親友の悩み1
文字数 1,081文字
少し遅くなっちゃったけど、今ぐらいの時間はイーサが方術を教えてくれることになっている。
だけどイーサは口を引き結んで椅子に座ったままだった。
私が戻ってきたのは気が付いていると思うんだけど、目を合わせてもくれない。
むしろ私のことを避けるように俯いていた。
そんなイーサに方術を教えて欲しいなんて言い出せるはずもなく、小さな声で日課をしてくると伝えて部屋を後にする。
なんだかイーサはひどく落ち込んでたみたいだった。
上級生の強さがショックを受けるぐらいすごかったのかな。
私が少しでも戦力になれていたらイーサがあんな顔をしないで済むのに……はぁ、情けない。
いつもの場所に行き、いつもの鍛錬をする。
動きはよくない。
剣を振る軌道はイメージと違うし、速度も力強さもない。
一通りを終えて大きく息を吐いた。
差し出されたタオルを受け取る。
一応とか余計なひと言はいらないですよ?
それから上級生とケインズ君たちとの練習試合の内容を改めて聞かせてもらった。
トゥシスは余計な感情や感想を交えずに、あの場であったことをありのまま話してくれた。
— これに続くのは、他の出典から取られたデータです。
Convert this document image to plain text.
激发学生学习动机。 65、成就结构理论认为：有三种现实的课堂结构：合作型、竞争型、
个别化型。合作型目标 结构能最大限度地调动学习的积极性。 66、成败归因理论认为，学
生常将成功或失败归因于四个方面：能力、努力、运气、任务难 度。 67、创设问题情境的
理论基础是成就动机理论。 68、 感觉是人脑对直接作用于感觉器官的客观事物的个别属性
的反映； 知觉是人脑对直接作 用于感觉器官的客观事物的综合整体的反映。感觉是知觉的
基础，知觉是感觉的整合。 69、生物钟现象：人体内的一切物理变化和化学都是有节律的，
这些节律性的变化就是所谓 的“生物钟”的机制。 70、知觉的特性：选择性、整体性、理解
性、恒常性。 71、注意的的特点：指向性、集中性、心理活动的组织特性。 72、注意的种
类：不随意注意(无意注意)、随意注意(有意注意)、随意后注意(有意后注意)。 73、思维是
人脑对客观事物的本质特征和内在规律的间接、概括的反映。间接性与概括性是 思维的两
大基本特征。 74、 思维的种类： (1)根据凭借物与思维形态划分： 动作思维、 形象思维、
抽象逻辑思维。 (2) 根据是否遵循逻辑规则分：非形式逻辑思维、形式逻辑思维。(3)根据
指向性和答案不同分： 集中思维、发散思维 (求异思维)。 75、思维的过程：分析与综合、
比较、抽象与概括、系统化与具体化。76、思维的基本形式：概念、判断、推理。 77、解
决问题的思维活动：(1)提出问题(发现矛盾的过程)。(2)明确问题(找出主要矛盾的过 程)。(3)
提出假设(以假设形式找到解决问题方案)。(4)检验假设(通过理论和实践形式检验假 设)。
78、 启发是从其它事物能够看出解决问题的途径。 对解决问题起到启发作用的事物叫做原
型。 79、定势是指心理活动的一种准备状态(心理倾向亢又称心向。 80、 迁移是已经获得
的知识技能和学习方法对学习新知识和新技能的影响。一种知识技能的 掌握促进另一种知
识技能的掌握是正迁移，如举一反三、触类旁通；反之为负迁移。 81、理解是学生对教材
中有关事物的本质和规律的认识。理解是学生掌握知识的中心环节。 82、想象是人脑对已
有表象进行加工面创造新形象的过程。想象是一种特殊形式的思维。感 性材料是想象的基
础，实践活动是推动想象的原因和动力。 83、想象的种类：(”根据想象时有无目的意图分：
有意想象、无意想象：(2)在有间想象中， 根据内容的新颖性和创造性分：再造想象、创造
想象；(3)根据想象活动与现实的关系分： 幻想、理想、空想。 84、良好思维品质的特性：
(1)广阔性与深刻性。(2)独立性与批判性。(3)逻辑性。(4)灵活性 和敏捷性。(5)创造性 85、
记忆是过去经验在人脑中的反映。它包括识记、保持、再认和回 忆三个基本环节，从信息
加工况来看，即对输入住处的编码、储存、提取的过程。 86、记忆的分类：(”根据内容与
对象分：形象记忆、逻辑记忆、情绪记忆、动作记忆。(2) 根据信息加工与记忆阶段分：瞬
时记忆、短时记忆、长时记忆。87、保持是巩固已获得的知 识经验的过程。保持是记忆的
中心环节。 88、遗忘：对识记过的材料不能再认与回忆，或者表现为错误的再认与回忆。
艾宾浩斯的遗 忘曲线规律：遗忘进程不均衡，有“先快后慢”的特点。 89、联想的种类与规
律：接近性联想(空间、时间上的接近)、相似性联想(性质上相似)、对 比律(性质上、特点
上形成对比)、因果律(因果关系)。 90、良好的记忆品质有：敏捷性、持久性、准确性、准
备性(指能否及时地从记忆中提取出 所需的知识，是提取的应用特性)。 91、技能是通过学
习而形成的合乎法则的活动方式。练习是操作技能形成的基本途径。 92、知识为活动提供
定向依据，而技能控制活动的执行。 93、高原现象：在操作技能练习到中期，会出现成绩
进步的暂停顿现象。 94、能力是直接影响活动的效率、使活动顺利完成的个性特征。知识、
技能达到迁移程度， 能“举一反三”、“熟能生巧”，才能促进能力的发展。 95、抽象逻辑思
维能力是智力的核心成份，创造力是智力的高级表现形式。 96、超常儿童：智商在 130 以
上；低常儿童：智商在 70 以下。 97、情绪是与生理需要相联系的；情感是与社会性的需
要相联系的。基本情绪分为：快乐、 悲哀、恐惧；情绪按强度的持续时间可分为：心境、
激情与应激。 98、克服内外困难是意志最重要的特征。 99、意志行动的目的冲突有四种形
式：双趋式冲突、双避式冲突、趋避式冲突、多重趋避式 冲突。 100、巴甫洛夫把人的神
ハージェシカさんも言ってたけどケインズ君たちのチームは強い。
同門で訓練をしていた仲間でチームを組んでいるから連携力については4チームで一番なのは間違いない。それに戦術のバリエーションも豊富で思わぬ攻撃を仕掛けてくる。
意外性と堅実性が組み合わさった厄介なチームだと思う。
私たちとの練習試合でも前衛の三人を攻略してイーサに迫るなんてことは一度や二度ではないんだよね。
トゥシスがイーサを守っていなかったら負けていた試合はいくつもあったんだから決して弱いはずがない。